Of course there could be a medical issue going on too — like a bacteria, so you might want to consider visiting your dermatologist. I also find washing my face with baking soda and not using "products" on my face really helps. Oil-based makeup, suntan lotion, etc. is OUT of the question. I have such oily skin naturally (being Mediterranean) that I don't need any help, but that's just my skin type.
Q: What do you eat when you don't have time to cook (or you're alone and you don't want to make the mess, etc.?) I know your recipes are quick, but what do you eat for a snack that's not processed? Anything besides raw fruit and veg?
A: I follow my meal plans. You cook everything for the week in 2-3 hours and then grab and go all week so it doesn't matter if I'm not in the mood to cook :) It's already done :)
You can always do simple things like bean burritos, or beans and rice with salsa, or PB&J, or frozen stir-fry veggies in the microwave with soy sauce, etc. I don't really eat snacks. I tend to eat a big meal that holds me over until my next meal. We have snacks on the meal plans, and I usually loop those into my meals. Once in a while, I might find myself a little hungry before my next meal time and I'll grab something small like an apple, a stick of celery, a carrot or a slice of toast, or whatever is around really. I always have cooked grains and cooked potatoes in the fridge, so I'll grab those sometimes if I'm going on a hike or running errands for several hours. I'm bad about mindless munching, so I avoid snacking.
Hope that helps!
Q: My store only has powdered and brown sugar. Is there a difference in sugars?
A: See my post, "Everything You Ever Need to Know About Low-Fat (Oil-Free) Vegan Baking (Gluten-Free Tips Included!)" for help :)

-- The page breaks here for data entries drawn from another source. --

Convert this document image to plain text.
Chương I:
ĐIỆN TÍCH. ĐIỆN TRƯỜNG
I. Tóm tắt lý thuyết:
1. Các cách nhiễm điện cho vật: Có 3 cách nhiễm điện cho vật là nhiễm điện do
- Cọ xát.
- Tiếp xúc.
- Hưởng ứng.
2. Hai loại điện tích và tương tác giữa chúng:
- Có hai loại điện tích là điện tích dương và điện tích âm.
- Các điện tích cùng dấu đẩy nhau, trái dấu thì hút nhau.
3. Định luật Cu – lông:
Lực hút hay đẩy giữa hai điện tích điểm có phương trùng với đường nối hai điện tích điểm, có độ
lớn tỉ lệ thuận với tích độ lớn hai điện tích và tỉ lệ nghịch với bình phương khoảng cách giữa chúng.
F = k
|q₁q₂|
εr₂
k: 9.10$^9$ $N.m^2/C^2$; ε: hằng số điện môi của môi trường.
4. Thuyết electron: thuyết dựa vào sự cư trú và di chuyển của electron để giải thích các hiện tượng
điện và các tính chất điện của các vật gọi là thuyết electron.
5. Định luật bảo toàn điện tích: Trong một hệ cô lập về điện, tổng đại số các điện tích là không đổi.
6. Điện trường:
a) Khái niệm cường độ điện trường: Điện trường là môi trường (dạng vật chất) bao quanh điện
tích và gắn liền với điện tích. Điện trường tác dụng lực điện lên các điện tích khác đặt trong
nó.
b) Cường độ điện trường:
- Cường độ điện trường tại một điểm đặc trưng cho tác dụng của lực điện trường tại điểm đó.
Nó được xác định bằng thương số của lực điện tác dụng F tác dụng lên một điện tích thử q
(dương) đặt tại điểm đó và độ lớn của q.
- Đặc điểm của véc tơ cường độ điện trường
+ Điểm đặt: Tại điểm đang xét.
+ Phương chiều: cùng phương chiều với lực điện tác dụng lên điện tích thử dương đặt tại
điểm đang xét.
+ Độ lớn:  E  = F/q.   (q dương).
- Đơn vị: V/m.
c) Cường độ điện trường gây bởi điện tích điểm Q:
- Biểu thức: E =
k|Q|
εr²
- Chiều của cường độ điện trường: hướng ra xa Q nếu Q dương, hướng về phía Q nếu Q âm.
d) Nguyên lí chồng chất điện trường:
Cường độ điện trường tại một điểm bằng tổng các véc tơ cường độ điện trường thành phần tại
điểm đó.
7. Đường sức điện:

Q: I feel like I've combed the internet, but I can't get a straightforward answer to my question! If I read the entire ingredients list to something, for instance: whole-wheat tortillas, and there are no animal by-products on the list and no allergen warnings for dairy or anything, is it still considered 'vegan'? Even if it doesn't have a symbol or a marking saying it's vegan?
A: Unfortunately there is no straight-forward answer. It would depend on the individual's belief and understanding of the word "vegan." For example, a vegan friend of mine will eat anything as long as the product does not contain animal ingredients (i.e., milk or eggs). However, her boyfriend is much more strict and also will not eat anything that's prepared in a facility/shared equipment with animal products.
So if a corn tortilla was just corn and water, but "may" contain traces of milk or was processed in a facility that also processes milk, he would not eat it, but she would.
Similarly, some of my vegan friends abstain from white sugar because it is processed through bone char while others will eat white sugar because there is no bone or animal product in the sugar, etc. etc.
Items that are labeled "vegan" have generally gone through some kind of special inspection, just like foods labeled "organic" or "kosher," but just because something is not labeled "vegan" doesn't mean it's NOT vegan. Perhaps the manufacturer didn't feel like paying for the certification, or perhaps it uses shared equipment, or perhaps they can't source the sugar, or hundreds of other possibilities.
Everyone has to find their own balance and interpretation they can live with, IMHO.